Nutella was the peanut butter of my childhood.
I ate the rich, creamy chocolate-hazelnut spread slathered one-inch-thick in between slices of white bread. I scraped it out of matchbox-sized containers with an accompanying plastic spoon (they were sold in snack packs similar to these). And I scooped spoonfuls of chocolatey, hazelnutty goodness into my mouth straight from the jar when my mom wasn’t looking, sheer delight extending from my lips right down to my curled toes.
Yes, I confess I was, and still am a Nutella fanatic.
According to the Nutella Web site, Nutella was created in the 1940s by Pietro Ferrero, the founder of Italian confectionary company Ferrero. Cocoa/cacao was scarce in post-World War II Europe, so Mr. Ferrero used hazelnuts which were abundant in his native Piedmont, northwest Italy, to extend the chocolate supply. Hence, chocolate-hazelnut gianduja paste was born (you might be familiar with it as a gelato flavor), and eventually Nutella, the spread.
This history enlightens me on two levels. First, I’m happy to understand the provenance of Nutella, an amazing culinary invention that’s right up there with soy sauce in my opinion. I also find it fascinating that this story parallels that of another culturally important culinary breakthrough–banana ketchup. To circumvent a shortage of tomatoes during WWII, a smarty food technologist by the name of Maria Y. Orosa created a copycat of American ketchup using the local bananas that grew prolifically all over the Philippine islands. Banana ketchup still remains popular today.
Second, Singapore, being a former British colony, has always been a hotbed for European imports – Italian Nutella and German 1980s pop duo Modern Talking, (what, you don’t know their hit single “Cheri, Cheri Lady”?) being cases in point–which explains why Nutella was thriving in Singapore (and other Asian countries) long before it was popular in the U.S.
Two decades ago, trying to buy Nutella was a combination of playing treasure hunt and hide-and-seek.

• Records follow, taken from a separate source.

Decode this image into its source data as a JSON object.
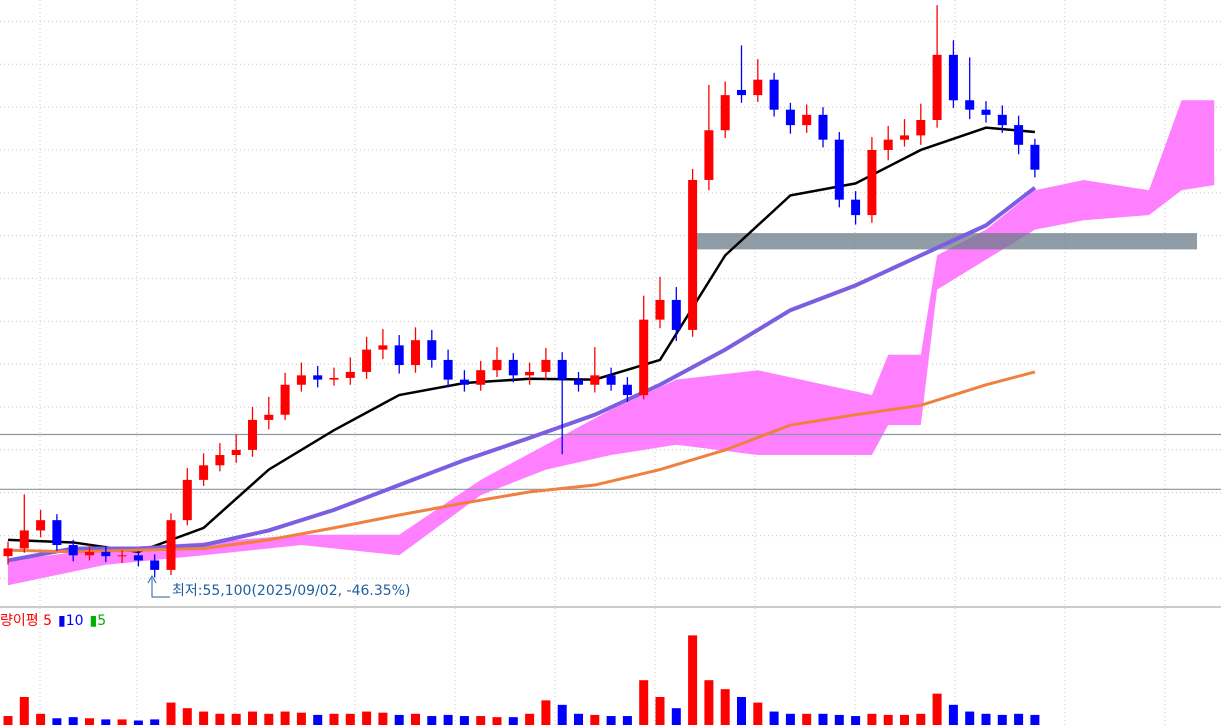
{
  "chart_data": {
    "type": "candlestick",
    "ylim": [
      51900,
      122500
    ],
    "yticks": [
      55000,
      60000,
      65000,
      70000,
      75000,
      80000,
      85000,
      90000,
      95000,
      100000,
      105000,
      110000,
      115000,
      120000
    ],
    "grid": true,
    "up_color": "#ff0000",
    "down_color": "#0000ff",
    "candles": {
      "open": [
        57600,
        58500,
        60600,
        61800,
        58900,
        57700,
        58100,
        57600,
        57700,
        57100,
        56000,
        61800,
        66500,
        68200,
        69400,
        70000,
        73500,
        74100,
        77600,
        78700,
        78200,
        78400,
        79100,
        81700,
        82200,
        79900,
        82800,
        80500,
        78200,
        77600,
        79300,
        80500,
        78700,
        79100,
        80500,
        78200,
        77600,
        78700,
        77600,
        76400,
        85200,
        87500,
        84000,
        101500,
        107300,
        112000,
        111400,
        113200,
        109700,
        107900,
        109100,
        106200,
        99200,
        97400,
        105000,
        106200,
        106700,
        108500,
        116100,
        110800,
        109700,
        109100,
        107900,
        105600
      ],
      "high": [
        59300,
        64800,
        63000,
        62500,
        59500,
        58900,
        58800,
        58300,
        58200,
        57800,
        62600,
        67900,
        69600,
        70800,
        71800,
        75000,
        76200,
        79000,
        80200,
        79800,
        79600,
        80800,
        83200,
        84100,
        83400,
        84300,
        84000,
        81700,
        79300,
        80400,
        82000,
        81300,
        80200,
        81900,
        81400,
        79100,
        82000,
        79600,
        78500,
        88000,
        90200,
        89000,
        102800,
        112600,
        113000,
        117200,
        115600,
        114000,
        110500,
        110300,
        110000,
        107100,
        100200,
        106500,
        107800,
        108600,
        110400,
        121900,
        117800,
        115800,
        110700,
        110200,
        109000,
        106300
      ],
      "low": [
        56600,
        58000,
        59800,
        58200,
        57000,
        57100,
        56900,
        56800,
        56400,
        55100,
        55400,
        61200,
        65800,
        67500,
        68500,
        69200,
        72400,
        73500,
        76800,
        77300,
        77500,
        77600,
        78300,
        80600,
        78900,
        79000,
        79600,
        77300,
        76800,
        76900,
        78500,
        77900,
        77600,
        78200,
        69500,
        76800,
        76700,
        76900,
        75600,
        75900,
        84200,
        82700,
        83200,
        100300,
        106400,
        110500,
        110600,
        108900,
        106900,
        107000,
        105300,
        98300,
        96300,
        96500,
        103800,
        105400,
        105600,
        107600,
        109900,
        108600,
        108200,
        107000,
        104500,
        101800
      ],
      "close": [
        58500,
        60600,
        61800,
        58900,
        57700,
        58100,
        57600,
        57700,
        57100,
        56000,
        61800,
        66500,
        68200,
        69400,
        70000,
        73500,
        74100,
        77600,
        78700,
        78200,
        78400,
        79100,
        81700,
        82200,
        79900,
        82800,
        80500,
        78200,
        77600,
        79300,
        80500,
        78700,
        79100,
        80500,
        78200,
        77600,
        78700,
        77600,
        76400,
        85200,
        87500,
        84000,
        101500,
        107300,
        111400,
        111400,
        113200,
        109700,
        107900,
        109100,
        106200,
        99200,
        97400,
        105000,
        106200,
        106700,
        108500,
        116100,
        110800,
        109700,
        109100,
        107900,
        105600,
        102700
      ]
    },
    "lines": [
      {
        "color": "#000000",
        "width": 2.5,
        "x": [
          0,
          4,
          8,
          12,
          16,
          20,
          24,
          28,
          32,
          36,
          40,
          44,
          48,
          52,
          56,
          60,
          63
        ],
        "values": [
          59500,
          59200,
          58100,
          60900,
          67700,
          72300,
          76400,
          77800,
          78300,
          78200,
          80500,
          92700,
          99700,
          101100,
          105000,
          107600,
          107100
        ]
      },
      {
        "color": "#7b5fe0",
        "width": 4,
        "x": [
          0,
          4,
          8,
          12,
          16,
          20,
          24,
          28,
          32,
          36,
          40,
          44,
          48,
          52,
          56,
          60,
          63
        ],
        "values": [
          57100,
          58500,
          58500,
          58900,
          60600,
          63000,
          65900,
          68800,
          71400,
          74100,
          77600,
          81700,
          86300,
          89200,
          92700,
          96200,
          100600
        ]
      },
      {
        "color": "#f08040",
        "width": 3,
        "x": [
          0,
          4,
          8,
          12,
          16,
          20,
          24,
          28,
          32,
          36,
          40,
          44,
          48,
          52,
          56,
          60,
          63
        ],
        "values": [
          58300,
          58100,
          58300,
          58500,
          59500,
          60900,
          62400,
          63800,
          65100,
          65900,
          67700,
          70000,
          72900,
          74100,
          75200,
          77600,
          79100
        ]
      }
    ],
    "cloud": {
      "color": "#ff80ff",
      "x": [
        0,
        6,
        12,
        18,
        24,
        29,
        33,
        37,
        41,
        46,
        53,
        54,
        56,
        57,
        60,
        63,
        66,
        70,
        72,
        74
      ],
      "upper": [
        57100,
        58500,
        59200,
        60100,
        60100,
        66500,
        70600,
        74700,
        78200,
        79300,
        76400,
        81100,
        81100,
        92700,
        95700,
        100300,
        101500,
        100300,
        110800,
        110800
      ],
      "lower": [
        54200,
        56600,
        57700,
        58900,
        57700,
        64700,
        67700,
        69400,
        70600,
        69400,
        69400,
        72900,
        72900,
        88700,
        92200,
        95700,
        96800,
        97400,
        100300,
        100900
      ]
    },
    "levels": [
      71800,
      65400
    ],
    "band": [
      93400,
      95300
    ],
    "annotation": "최저:55,100(2025/09/02, -46.35%)",
    "volume": {
      "ylim": [
        0,
        100
      ],
      "values": [
        8,
        25,
        10,
        6,
        7,
        6,
        5,
        5,
        4,
        5,
        20,
        15,
        12,
        10,
        10,
        12,
        10,
        12,
        11,
        9,
        10,
        10,
        12,
        11,
        9,
        10,
        8,
        9,
        8,
        8,
        7,
        7,
        10,
        22,
        18,
        10,
        9,
        8,
        8,
        40,
        25,
        15,
        80,
        40,
        32,
        25,
        20,
        12,
        10,
        10,
        10,
        9,
        8,
        10,
        9,
        9,
        10,
        28,
        18,
        12,
        10,
        9,
        10,
        9
      ],
      "legend": [
        {
          "text": "량이평 5",
          "color": "#ff0000"
        },
        {
          "text": "▮10",
          "color": "#0000ff"
        },
        {
          "text": "▮5",
          "color": "#00b000"
        }
      ]
    }
  }
}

First, I had to hunt it down (the ‘X’ that marked the spot was usually either an Asian market or Cost Plus World Market), and then search for it among the heaving shelves (the jars were often hidden in obscure corners), and if I was lucky, there was a jar in stock!
Over the past few years, there’s been a Nutella explosion and now you can buy it at Safeway. “Hooray!” says my Nutella-loving self. Of course, if you’re so inclined, you can make it yourself too. (Try my friend Danielle’s grown-up recipe.)
There’s also been a burst of creativity in kitchens everywhere resulting in Nutella recipes on the net from Nutella brownies, to Nutella cookies, and my personal favorite, Nutella microwave mug cake. Practically any recipe that involves chocolate could do with a little Nutella magic.
And then I found this, a Nutella cheesecake recipe by the ever-trendy Nigella Lawson. This, this is the stuff that Nutella dreams are made of. It’s fairly easy to make, and even better, it’s no-bake! So it’s definitely a recipe I keep in my back pocket.
That being said, on the days I crave a pure, decadent, luscious shot of Nutella – or nostalgia – you can still find me with my spoon, digging deep into Nutella’s signature glass jar, complete with toes curled.
Nutella Cheesecake à la Nigella
Adapted from Nigella Lawson
I made a few subtle changes to Nigella’s recipe. I used French-inspired Neufchâtel cheese because I’m fancy like that. The truth is, unlike its French Normandien counterpart, the American-made Neufchâtel cheese you find in your supermarket is lower in fat than cream cheese and made from pasteurized, not raw, cow’s milk. I also skipped the hazelnuts. If you’re feeling lazy like I sometimes do, just buy your favorite ready-bought 9-inch crust and skip the food processor.
10 ounces graham crackers (I used Marie biscuits, you should have about 2 cups of crumbs)
6 tablespoons soft unsalted butter
13-ounce jar Nutella, at room temperature
2 (8-ounce) boxes Neufchâtel, cheese at room temperature
1/2 cup powdered sugar, sifted
1. To make the crust, break the crackers into the bowl of a food processor. Pulse with the butter and 1 tablespoon Nutella until the mixture is grainy and clumps together like damp sand. For a gadget-free (I hope a rolling pin qualifies) version, follow my instructions for Calamansi No-Bake Cloud Pie crust.
2. Using your hands, dump the mixture into a greased 9-inch round springform pan and press to form a crust. Chill in the fridge. If you don’t have a springform, line a pie plate with parchment like I did.
3. Stir and beat the cheese and sugar together until smooth. Add the rest of the Nutella (yes, all of it!) and stir and beat until there’s no more white to be seen. I did this by hand but use a hand mixer on low if you prefer.4. Take the crust out of the fridge and smooth the Nutella mixture over the crust with a spatula. Chill at least four hours. Dip your knife in water before cutting and serve straight from the fridge for best results.